The stratum that produced all of the black-glaze pottery fragments at Podere Funghi, stratum 2A, has a general date range of approximately 325 - 250 BC. Hence, the black-glaze finds from the Podere Funghi suggest that the site does not date any earlier than 325 BC. Additionally, the Podere Funghi cannot date past 250 BC as indicated by the approximate dates of the black-glaze finds. Ironically, the majority of black-glaze pottery on Poggio Colla did not appear until 250 BC at the earliest. However, there were two black-glaze finds on Poggio Colla, both from PC 3, that date from 325 – 275 BC. This evidence suggests there is a slight chronological overlap between the two sites.

It is difficult to compare the black-glaze fragments from the two sites because of the small frequency of sherds found in the Podere Funghi. However, it is interesting to note that out of the five diagnostic pieces found in the Podere Funghi, two of them were from Volterran skyphoi, especially since there were only four Volterran skyphoi fragments found on Poggio Colla. The difference in date range of the two locations, coupled with the vastly different proportions of artifact types, suggest that the artifacts found at both Podere Funghi and Poggio Colla have little, if any, relation to one another. Therefore, this supports the hypothesis that the sites had two different functions and the kilns of the Podere Funghi did not supply the Etruscans on Poggio Colla with black-glaze pottery.


It is important to note that only the cataloged black-glaze finds, the diagnostic finds, were incorporated into the database and analyzed in this study. Likewise, it is necessary to comment on the various number of strata per trench. Some trenches have more strata than others because their supervisors sought to make more distinctions between the levels of earth. For the purpose of our study we decided to correlate the finds across the trenches according to their date ranges, as opposed to what stratum they were found in.

In this study we sought to understand the chronology and function of Poggio Colla and the Podere Funghi by analyzing the Hellenistic black-glaze pottery found in each site. We determined that the kilns of the Podere Funghi did not supply the Etruscans on Poggio Colla with black-glaze pottery. Additionally, it is questionable as to whether the kilns on the Podere Funghi were producing black-glaze pottery. One would think if black-glaze pottery was being produced on the Podere Funghi, a greater amount of black-glaze artifacts would have been found there. Therefore, it is necessary to study Etruscan trade patterns in order to better understand the appearance of Hellenistic black-glaze pottery on Poggio Colla.

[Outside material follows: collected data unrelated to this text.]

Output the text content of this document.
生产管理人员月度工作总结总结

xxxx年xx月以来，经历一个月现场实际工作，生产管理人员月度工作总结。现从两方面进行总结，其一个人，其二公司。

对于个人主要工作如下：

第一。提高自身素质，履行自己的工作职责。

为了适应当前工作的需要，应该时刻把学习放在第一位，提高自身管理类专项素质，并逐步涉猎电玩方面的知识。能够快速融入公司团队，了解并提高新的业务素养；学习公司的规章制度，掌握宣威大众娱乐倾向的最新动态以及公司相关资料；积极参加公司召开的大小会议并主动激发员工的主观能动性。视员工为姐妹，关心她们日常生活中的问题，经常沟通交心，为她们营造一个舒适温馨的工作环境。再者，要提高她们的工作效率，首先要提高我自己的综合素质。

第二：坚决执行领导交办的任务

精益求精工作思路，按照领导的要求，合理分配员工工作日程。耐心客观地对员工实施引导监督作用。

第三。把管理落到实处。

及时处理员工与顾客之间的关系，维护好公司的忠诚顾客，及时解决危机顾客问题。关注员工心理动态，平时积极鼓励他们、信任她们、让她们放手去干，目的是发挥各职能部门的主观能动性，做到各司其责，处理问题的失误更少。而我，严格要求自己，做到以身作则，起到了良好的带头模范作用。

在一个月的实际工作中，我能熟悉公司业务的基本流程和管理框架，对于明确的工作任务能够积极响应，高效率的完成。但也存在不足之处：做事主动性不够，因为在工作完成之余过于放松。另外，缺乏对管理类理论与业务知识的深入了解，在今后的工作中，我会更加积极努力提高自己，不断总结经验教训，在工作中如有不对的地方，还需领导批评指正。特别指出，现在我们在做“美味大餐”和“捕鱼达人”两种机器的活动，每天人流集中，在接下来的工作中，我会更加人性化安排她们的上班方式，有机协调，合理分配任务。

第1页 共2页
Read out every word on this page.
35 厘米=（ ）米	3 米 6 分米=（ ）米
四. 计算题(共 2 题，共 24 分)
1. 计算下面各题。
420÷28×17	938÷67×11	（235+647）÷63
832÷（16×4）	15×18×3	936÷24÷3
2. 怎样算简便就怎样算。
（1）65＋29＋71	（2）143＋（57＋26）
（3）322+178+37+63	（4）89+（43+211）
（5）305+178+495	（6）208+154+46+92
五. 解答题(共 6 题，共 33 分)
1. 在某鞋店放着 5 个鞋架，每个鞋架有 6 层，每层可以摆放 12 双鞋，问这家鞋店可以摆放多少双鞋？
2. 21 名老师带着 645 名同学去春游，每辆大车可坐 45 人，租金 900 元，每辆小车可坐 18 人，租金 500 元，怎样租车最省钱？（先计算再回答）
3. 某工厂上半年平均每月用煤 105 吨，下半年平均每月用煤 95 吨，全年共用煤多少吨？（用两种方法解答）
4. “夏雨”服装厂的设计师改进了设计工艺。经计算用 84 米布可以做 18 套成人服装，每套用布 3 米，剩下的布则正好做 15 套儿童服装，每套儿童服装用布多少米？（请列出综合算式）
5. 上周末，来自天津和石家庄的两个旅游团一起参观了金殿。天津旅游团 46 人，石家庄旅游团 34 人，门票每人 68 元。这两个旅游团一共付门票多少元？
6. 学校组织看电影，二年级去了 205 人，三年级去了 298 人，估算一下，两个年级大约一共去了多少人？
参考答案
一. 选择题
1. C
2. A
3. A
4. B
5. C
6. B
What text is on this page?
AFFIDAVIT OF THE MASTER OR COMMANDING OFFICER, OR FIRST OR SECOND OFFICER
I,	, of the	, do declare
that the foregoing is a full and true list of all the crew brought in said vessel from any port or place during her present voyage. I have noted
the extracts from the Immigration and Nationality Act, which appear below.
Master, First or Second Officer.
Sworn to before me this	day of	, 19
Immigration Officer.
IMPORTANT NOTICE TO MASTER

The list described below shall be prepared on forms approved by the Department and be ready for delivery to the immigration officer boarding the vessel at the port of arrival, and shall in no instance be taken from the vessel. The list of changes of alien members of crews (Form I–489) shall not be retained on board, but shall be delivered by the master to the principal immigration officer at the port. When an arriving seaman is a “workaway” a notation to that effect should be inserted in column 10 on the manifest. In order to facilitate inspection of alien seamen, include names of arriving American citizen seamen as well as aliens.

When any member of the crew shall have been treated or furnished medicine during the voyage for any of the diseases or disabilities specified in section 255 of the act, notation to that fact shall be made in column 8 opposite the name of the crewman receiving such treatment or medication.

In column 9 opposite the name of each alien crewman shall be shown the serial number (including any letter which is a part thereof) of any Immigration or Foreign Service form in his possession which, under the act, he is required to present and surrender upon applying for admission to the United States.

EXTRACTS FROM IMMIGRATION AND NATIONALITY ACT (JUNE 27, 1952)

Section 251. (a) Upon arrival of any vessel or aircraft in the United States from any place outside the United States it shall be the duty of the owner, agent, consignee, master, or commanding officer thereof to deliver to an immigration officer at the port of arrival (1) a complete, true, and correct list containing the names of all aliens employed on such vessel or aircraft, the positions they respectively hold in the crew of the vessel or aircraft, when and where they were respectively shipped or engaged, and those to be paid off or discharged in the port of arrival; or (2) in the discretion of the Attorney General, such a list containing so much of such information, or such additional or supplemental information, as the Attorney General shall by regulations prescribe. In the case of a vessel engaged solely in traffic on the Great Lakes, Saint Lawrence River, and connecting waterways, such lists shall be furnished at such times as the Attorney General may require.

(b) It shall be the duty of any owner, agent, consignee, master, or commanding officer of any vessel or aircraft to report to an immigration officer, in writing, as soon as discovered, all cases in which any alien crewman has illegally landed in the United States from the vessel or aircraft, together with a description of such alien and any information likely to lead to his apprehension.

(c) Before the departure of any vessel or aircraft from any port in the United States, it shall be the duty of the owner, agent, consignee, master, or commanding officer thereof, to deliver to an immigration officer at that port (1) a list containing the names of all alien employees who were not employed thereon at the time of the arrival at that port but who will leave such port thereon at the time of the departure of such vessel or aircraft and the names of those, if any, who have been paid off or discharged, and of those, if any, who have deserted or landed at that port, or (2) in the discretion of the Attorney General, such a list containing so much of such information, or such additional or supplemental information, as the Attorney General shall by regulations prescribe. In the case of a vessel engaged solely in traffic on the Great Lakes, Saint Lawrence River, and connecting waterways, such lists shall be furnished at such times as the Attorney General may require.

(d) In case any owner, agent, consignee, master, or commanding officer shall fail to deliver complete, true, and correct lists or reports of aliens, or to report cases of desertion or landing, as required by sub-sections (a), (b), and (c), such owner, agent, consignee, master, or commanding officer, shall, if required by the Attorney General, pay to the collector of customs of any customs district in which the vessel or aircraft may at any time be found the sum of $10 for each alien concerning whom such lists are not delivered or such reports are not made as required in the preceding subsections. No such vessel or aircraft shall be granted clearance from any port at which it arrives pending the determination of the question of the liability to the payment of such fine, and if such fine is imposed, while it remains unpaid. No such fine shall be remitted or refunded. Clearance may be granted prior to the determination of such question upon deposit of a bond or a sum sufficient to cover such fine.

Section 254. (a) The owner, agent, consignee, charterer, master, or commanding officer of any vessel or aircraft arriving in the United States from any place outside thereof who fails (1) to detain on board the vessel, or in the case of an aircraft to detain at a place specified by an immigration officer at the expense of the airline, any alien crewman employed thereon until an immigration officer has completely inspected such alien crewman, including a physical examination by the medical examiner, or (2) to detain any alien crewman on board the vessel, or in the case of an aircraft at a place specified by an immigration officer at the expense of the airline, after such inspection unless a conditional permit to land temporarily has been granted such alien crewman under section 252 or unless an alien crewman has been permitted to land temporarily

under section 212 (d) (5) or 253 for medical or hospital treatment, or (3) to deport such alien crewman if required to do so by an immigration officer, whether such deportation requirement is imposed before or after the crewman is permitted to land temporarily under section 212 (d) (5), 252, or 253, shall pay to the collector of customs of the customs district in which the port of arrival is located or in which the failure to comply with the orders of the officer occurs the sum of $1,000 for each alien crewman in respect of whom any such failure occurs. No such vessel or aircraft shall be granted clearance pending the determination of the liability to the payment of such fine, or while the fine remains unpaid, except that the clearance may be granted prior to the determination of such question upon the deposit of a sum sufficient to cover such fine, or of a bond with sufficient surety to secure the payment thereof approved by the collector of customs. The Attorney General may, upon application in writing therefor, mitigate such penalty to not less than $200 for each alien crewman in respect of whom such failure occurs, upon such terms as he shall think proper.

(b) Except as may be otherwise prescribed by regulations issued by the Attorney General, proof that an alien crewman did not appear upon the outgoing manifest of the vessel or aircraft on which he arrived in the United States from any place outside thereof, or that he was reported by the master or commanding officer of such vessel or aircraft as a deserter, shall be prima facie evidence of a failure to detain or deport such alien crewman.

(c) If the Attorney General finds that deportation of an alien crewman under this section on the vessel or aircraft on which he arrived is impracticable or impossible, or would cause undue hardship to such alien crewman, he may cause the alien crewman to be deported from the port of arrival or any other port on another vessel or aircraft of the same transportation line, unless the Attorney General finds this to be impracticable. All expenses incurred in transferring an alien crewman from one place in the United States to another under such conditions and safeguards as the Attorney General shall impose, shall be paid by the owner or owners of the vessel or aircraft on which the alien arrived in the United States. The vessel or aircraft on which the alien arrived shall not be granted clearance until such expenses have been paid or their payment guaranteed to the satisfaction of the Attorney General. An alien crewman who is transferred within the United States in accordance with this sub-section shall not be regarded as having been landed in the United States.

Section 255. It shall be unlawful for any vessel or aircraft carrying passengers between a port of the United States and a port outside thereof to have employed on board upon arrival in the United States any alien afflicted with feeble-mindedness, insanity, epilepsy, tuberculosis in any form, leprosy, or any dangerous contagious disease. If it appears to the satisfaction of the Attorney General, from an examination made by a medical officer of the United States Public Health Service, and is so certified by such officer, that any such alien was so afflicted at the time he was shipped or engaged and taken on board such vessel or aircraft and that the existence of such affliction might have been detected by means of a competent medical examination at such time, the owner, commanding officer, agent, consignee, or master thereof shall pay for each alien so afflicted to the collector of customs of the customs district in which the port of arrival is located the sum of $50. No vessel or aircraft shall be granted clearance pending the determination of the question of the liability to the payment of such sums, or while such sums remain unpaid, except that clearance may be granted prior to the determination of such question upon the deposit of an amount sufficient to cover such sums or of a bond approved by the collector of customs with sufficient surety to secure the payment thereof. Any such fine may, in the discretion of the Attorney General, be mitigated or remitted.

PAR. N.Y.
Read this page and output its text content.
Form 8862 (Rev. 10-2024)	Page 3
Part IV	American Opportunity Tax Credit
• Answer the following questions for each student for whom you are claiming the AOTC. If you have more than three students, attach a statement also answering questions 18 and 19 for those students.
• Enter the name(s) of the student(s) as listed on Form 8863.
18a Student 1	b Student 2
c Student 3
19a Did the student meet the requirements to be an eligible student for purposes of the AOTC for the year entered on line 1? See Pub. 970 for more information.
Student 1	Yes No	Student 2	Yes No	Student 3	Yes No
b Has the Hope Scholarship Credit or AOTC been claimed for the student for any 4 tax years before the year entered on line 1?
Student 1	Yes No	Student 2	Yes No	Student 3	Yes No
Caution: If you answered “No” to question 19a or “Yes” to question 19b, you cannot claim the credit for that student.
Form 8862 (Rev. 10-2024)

We would like to thank the entire staff of the Poggio Colla Field School for all of their help, instruction, and guidance. Most notably the co-directors Dr. Michael Thomas and Dr. P. Gregory Warden, and director of research Dean Ann Steiner who by her generosity, kindness, and enthusiasm made our Etruscan adventure possible. Additionally, we would like to thank Franklin and Marshall College for funding our project.

Fond memories of PC 19, 22, and 27.

The F&M crew at Vigna.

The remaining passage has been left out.